Crítica | Mirrors No. 3
o Jogo de espelhos.
Em uma cena central de Mirrors No. 3 toda a família se senta na sala de casa para ver a personagem de Paula Beer tocar um piano que não é tocado há algum tempo. A mãe se senta ao sofá e atrás dela há uma pintura pendurada na parede: vemos duas pessoas caminhando numa estrada rural. De certo modo, essa imagem resume o novo longa-metragem de Petzold, onde uma mulher lida com o luto enquanto idealiza a companhia da sua filha, pintada no passado.

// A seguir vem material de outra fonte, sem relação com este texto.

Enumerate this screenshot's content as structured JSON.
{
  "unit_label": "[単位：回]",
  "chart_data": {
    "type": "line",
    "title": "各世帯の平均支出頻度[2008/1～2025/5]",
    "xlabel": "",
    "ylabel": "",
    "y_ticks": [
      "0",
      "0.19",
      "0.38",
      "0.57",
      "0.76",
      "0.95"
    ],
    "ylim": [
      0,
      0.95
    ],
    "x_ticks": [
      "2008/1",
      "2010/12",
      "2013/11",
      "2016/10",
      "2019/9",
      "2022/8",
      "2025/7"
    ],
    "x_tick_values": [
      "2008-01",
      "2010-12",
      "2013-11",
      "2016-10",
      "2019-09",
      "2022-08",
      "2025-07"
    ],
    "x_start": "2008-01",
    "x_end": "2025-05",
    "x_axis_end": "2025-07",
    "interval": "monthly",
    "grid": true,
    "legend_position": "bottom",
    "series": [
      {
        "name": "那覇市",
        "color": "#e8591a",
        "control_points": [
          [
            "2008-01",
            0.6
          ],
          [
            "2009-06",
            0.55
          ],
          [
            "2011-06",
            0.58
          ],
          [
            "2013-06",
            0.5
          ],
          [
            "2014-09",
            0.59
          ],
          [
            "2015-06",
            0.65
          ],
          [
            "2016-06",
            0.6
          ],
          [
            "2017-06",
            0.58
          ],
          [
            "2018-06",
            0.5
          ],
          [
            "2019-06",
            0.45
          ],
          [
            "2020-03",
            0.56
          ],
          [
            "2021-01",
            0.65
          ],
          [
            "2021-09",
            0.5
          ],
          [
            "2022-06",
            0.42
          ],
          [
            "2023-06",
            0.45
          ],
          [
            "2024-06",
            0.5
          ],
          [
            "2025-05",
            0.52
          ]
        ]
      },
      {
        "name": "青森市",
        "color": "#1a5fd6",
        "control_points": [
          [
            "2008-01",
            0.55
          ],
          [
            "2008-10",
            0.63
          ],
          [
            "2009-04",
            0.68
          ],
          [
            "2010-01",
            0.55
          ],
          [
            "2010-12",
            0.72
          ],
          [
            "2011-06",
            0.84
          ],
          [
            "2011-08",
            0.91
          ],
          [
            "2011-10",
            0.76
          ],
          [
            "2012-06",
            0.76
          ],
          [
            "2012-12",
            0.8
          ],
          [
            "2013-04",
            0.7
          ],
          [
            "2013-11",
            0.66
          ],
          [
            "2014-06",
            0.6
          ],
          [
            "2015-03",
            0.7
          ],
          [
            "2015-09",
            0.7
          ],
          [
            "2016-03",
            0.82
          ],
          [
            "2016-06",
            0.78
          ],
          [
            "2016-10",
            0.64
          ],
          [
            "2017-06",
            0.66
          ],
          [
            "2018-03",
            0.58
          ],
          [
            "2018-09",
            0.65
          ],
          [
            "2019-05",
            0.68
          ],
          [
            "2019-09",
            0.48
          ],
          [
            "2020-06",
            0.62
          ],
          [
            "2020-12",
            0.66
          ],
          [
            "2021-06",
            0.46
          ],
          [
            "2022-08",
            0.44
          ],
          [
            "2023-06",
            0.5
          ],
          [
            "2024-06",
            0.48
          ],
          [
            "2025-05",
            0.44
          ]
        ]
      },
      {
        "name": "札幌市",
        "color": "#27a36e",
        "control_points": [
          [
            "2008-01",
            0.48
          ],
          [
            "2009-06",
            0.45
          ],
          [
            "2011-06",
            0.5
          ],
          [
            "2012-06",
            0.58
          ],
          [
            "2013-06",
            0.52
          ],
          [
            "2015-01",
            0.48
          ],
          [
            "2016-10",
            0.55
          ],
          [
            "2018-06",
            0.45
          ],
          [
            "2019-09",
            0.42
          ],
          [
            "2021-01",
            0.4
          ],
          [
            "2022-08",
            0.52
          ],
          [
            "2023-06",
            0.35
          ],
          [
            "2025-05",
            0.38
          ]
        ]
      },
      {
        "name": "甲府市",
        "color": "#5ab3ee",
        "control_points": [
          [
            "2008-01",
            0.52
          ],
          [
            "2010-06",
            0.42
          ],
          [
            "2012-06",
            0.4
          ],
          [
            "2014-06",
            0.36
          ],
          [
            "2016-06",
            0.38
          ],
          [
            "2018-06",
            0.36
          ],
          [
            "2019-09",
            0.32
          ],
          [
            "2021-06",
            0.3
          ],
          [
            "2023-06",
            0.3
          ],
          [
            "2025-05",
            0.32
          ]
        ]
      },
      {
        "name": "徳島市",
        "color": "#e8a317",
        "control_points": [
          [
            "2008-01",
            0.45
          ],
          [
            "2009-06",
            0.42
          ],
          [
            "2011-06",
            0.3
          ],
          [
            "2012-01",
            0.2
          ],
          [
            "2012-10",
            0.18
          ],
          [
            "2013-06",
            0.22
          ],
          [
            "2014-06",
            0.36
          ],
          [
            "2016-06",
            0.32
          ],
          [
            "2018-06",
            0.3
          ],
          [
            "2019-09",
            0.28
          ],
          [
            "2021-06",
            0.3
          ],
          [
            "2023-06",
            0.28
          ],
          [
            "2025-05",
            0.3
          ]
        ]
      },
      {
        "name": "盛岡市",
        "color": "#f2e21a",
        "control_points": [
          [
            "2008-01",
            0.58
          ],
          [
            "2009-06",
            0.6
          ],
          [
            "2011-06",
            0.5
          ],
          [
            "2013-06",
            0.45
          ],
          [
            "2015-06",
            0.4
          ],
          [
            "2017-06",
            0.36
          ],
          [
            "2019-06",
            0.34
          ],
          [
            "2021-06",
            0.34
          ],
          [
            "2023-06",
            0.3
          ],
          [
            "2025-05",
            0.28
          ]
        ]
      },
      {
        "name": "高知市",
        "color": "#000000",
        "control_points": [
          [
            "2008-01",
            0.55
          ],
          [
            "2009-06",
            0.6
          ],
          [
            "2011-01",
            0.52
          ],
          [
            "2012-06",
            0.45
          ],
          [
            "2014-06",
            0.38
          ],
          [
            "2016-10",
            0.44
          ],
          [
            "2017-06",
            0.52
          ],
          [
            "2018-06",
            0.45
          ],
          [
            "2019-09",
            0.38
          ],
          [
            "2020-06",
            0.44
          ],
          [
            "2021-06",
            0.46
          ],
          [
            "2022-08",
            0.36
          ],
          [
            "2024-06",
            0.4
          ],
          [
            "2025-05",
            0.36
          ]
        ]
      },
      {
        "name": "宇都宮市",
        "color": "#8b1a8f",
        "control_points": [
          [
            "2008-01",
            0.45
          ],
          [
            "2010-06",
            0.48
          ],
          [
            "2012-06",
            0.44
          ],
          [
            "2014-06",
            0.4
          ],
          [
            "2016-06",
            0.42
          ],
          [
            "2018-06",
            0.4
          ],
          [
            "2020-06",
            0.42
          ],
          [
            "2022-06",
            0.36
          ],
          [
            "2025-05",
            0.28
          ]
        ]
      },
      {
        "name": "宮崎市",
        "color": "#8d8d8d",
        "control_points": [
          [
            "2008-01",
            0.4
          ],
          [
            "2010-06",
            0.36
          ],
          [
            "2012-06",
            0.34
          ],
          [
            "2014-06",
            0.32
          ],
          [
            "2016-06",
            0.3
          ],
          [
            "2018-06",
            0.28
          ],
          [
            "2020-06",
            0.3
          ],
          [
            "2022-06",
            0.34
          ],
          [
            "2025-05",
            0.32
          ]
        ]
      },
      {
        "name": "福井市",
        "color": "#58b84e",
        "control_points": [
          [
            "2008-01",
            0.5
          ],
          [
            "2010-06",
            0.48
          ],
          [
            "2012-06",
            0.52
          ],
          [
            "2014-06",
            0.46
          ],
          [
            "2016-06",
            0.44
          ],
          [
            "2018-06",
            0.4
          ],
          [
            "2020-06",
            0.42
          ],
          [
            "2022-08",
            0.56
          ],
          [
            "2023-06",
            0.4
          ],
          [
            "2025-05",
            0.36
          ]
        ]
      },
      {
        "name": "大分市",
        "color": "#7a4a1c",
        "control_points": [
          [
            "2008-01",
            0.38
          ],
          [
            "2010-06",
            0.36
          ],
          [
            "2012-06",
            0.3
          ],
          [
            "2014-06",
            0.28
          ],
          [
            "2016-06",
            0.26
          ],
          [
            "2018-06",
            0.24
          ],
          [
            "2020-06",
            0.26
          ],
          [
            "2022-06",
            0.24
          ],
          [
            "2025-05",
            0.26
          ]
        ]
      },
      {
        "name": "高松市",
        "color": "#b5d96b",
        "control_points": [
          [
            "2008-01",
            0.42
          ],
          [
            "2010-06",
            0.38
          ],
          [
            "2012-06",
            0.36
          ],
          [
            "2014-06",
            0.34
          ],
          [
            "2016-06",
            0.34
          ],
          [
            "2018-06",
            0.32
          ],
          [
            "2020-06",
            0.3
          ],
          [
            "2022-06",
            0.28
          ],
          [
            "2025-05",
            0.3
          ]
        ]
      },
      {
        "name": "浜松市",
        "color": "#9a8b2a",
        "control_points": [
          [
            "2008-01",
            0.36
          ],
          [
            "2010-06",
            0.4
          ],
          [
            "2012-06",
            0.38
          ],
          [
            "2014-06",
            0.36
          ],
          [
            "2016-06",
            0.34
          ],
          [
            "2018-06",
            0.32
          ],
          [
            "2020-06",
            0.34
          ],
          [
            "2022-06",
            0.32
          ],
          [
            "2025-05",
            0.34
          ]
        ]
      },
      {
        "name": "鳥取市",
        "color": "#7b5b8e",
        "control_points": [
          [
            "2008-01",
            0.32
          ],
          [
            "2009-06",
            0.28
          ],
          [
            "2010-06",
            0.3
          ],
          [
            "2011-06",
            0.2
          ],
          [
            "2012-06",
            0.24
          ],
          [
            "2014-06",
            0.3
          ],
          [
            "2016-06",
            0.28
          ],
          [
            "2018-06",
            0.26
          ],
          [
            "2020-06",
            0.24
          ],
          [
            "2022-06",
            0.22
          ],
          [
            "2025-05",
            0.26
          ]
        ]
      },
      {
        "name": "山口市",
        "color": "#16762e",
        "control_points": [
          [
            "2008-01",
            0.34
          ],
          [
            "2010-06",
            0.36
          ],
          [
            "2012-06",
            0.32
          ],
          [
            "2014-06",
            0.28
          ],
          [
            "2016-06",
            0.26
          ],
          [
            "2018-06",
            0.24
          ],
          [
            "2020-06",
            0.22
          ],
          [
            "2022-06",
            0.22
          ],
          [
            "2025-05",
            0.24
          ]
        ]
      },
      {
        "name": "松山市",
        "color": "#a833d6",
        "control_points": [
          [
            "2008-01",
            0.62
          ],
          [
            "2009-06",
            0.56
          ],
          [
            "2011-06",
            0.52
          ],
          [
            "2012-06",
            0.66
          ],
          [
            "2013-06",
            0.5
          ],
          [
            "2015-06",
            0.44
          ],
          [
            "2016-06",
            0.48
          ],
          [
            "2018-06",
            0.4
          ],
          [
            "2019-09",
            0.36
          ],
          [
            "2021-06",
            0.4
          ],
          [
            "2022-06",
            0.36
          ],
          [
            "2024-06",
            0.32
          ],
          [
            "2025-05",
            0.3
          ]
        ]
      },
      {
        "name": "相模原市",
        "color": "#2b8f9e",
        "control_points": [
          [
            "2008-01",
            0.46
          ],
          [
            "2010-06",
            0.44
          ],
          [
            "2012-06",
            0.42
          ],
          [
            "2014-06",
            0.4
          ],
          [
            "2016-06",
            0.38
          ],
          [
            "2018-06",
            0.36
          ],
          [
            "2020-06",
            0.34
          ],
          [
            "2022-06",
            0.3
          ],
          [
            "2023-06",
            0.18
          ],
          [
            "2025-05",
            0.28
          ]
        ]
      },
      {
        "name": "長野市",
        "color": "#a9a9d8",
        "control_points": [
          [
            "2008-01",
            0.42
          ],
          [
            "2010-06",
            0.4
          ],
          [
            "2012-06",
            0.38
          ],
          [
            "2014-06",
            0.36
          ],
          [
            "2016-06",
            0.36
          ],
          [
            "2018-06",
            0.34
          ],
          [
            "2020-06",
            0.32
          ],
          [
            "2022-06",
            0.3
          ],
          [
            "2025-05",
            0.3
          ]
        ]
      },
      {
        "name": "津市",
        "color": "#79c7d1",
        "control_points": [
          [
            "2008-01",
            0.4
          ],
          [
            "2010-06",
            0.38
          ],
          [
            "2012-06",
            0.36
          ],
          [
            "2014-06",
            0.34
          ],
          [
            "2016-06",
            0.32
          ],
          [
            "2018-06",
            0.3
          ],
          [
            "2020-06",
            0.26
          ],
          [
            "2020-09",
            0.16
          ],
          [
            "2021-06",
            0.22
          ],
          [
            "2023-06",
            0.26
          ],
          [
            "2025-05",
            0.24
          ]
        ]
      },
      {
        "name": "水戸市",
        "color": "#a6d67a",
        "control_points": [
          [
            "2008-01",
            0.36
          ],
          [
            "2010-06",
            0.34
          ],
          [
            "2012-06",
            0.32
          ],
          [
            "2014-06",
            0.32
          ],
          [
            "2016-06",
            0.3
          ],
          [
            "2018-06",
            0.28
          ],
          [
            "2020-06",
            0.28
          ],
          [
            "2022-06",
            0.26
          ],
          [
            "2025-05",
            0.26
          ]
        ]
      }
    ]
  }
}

Uma mãe que tenta superar a perda da sua filha encontra uma nova possibilidade de continuar a sua vida quando uma outra jovem, interpretada por Paula Beer, sofre um acidente de carro ao lado de sua casa no interior da Alemanha e pede para se hospedar na casa da mulher durante a sua recuperação.
As duas rapidamente encontram algo que procuravam uma na outra: A mãe encontra a filha que perdeu e a moça encontra uma mãe disposta a cuidar dela em um momento de dor e fragilidade.
Todavia, uma família não se trata apenas de uma mãe e uma filha. Logo após as duas desenvolverem uma conexão, em uma bela cena que dividem uma bicicleta, os homens (assim que a mãe se refere a seu marido e seu filho) reaparecem e voltam a orbitar aquele ecossistema. Eles também passam a ver a jovem como o centro de força que mantém a família unida, e é com o preparo de uma refeição dela que eles novamente se reúnem. Na cena que já descrevi, ela enche o ambiente com seu piano para eles ouvirem.
O título do filme, homônimo da música de Ravel - que é a principal trilha sonora do longa - entrega que Petzold está fazendo um filme de duplos. Cada um ocupa o papel que não é seu, mas de outra pessoa que não está ali. Os pais podem ir colher amoras para fazer bolo, os irmãos podem passear de bicicleta pelos campos, mas Petzold procura filmar eles juntos, em uma bela cena os quatro estão enquadrados ao mesmo tempo em uma mesa, olhando em direção a câmera enquanto dividem uma refeição.
Por isso quando o irmão finalmente quebra o espelho e conta para Paula Beer o que ela e todos nós já sabíamos - que aquilo é a encenação de uma família que se perdeu - é tão dolorido ver os quatro isolados dentro da casa.
Ela fechada, no seu quarto e os outros três revivendo a dor da solidão e da perda. A solução de Petzold de transformar a família em voyeurs da vida de Paula Beer é a única possível, e eles seguem tendo algo para se reunir: as imagens da jovem filmadas por um celular.